Bullenstress bei SIAJ Sommercamp
Liebe Genossinnen und Genossen!
Wir laden Euch herzlich ein zum diesjährigen Sommercamp der Sozialistischen Internationalen Arbeiterjugend! Das Sommercamp der SIAJ bietet Euch die dialektische Einheit von Spass und Politik, von guter Musik, Kino und Tanz direkt am Ostseestrand und anspruchsvollem Subkulturprogramm bis hin zu direkter politischer Aktion.
Unser diesjähriges Sommercamp findet im Vorfeld der diesjährigen Bundestagswahl statt, wo wir alle mal wieder zwischen kleineren und grösseren Übeln wählen sollen. Darum wollen wir unser Zusammentreffen zum Anlass nehmen, um dem grössten Übel unter den Parteien, der NPD, mal eins ins Kontor zu hauen. Die NPD schickt sich an, als Sammelbecken des Nazigesocks in den nächsten Bundestag einzuziehen. Ostvorpommern ist seit vielen Jahren eine Hochburg der Nazis, folglich ist mit einer flächendeckenden NPD-Plakatierung bei der Anreise zum Sommercamp zu rechnen.
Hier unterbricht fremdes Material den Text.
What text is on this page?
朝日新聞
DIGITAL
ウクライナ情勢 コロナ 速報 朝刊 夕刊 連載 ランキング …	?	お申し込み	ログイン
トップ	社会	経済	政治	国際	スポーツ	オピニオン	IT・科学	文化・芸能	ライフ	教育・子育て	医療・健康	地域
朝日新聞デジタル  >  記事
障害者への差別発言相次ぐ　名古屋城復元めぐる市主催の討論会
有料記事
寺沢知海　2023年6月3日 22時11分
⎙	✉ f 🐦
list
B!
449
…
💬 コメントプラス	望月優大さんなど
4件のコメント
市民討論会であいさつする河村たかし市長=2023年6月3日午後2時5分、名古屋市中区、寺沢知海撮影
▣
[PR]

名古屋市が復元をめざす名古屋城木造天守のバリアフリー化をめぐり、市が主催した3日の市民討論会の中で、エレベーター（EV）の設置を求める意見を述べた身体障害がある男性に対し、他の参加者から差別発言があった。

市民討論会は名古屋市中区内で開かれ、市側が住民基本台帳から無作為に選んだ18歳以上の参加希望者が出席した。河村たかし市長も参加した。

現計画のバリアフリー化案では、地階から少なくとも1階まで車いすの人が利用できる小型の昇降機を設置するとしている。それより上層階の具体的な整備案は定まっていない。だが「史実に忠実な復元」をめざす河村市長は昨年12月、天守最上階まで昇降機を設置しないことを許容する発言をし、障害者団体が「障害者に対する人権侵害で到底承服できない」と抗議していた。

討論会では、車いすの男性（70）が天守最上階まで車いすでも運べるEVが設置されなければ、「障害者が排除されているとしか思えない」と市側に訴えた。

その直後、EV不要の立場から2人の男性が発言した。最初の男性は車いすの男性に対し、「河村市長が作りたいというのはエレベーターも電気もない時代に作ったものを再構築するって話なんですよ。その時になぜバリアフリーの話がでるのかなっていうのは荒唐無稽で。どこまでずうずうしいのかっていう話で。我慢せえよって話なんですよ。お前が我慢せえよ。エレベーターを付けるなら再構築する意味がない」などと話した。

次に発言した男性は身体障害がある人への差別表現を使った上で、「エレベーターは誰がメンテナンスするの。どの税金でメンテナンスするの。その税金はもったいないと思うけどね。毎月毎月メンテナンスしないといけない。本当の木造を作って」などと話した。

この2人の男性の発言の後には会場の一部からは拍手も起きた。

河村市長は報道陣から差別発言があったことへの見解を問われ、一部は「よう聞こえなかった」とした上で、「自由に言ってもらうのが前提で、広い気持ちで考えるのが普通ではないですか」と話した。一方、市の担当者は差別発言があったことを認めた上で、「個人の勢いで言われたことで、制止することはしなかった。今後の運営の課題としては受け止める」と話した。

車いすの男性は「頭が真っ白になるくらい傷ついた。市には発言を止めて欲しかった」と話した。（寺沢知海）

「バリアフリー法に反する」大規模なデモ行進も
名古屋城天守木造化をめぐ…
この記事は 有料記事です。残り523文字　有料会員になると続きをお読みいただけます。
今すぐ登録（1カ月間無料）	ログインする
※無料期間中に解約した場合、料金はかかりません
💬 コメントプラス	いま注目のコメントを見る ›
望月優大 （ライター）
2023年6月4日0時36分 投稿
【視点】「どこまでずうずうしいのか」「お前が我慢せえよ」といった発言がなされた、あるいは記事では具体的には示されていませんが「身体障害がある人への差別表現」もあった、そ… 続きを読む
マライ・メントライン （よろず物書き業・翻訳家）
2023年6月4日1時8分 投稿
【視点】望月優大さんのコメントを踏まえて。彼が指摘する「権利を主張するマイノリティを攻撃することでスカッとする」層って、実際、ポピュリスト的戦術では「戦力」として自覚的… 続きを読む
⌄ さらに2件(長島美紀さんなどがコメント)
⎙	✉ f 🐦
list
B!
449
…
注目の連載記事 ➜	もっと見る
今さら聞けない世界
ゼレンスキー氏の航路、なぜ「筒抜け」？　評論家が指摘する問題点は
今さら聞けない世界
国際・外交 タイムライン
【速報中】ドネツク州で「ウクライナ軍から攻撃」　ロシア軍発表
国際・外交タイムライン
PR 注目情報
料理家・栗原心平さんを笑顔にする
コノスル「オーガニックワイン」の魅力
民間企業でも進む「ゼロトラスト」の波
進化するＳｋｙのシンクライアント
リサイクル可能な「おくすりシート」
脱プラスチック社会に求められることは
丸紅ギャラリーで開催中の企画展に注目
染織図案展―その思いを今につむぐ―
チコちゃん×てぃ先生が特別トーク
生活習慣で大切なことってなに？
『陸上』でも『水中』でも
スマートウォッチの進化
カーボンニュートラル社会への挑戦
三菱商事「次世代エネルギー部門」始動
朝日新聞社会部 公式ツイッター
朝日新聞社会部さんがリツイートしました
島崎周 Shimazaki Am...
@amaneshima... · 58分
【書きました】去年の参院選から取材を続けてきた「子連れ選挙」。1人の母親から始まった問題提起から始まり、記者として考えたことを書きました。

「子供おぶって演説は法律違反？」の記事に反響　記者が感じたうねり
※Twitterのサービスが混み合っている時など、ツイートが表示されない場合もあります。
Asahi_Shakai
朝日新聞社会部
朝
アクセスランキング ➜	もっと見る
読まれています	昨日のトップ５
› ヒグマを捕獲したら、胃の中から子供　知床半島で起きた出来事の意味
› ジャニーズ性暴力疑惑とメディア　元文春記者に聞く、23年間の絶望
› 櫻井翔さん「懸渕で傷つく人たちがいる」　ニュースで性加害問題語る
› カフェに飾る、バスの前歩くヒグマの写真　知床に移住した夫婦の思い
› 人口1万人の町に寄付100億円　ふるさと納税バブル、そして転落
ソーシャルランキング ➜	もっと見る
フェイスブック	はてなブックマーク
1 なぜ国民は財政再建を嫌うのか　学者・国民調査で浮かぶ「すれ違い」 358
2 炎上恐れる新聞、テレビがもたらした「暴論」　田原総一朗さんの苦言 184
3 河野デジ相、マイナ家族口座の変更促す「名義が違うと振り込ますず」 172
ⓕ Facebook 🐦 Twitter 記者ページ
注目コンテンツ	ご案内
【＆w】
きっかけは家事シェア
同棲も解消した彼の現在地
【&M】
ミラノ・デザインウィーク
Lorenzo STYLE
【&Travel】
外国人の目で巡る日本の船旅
Da diese Naziplakate nicht nur das Strassenbild verschandeln und dem guten touristischen Ruf der Region schaden, sondern vor allem nationalistische und rassistische Hetze verbreiten, wollen wir bei unserem Besuch in Ostvorpommern möglichst viele dieser Plakate beseitigen! Wenn Ihr also mit dem Auto anreisen wollt, seid alle eingeladen, an der
NPD-Wahlplakat-Abhäng-Rallye
teilzunehmen. Diese Rallye ist der Weg zum Ziel. Viele Wege führen nach Ostvorpommern. Überall hängen oder stehen Nazi-Wahlplakate. Jeder, der eines dieser Plakate ins Ziel bringt, bekommt dafür den Unkostenbeitrag für das Sommercamp erlassen. Wer gar 100 dieser Plakate einsammelt, darf am Sonntag beim Tanz Der Arbeiterjugend als Schallplattenunterhalter für Tanzstimmung sorgen!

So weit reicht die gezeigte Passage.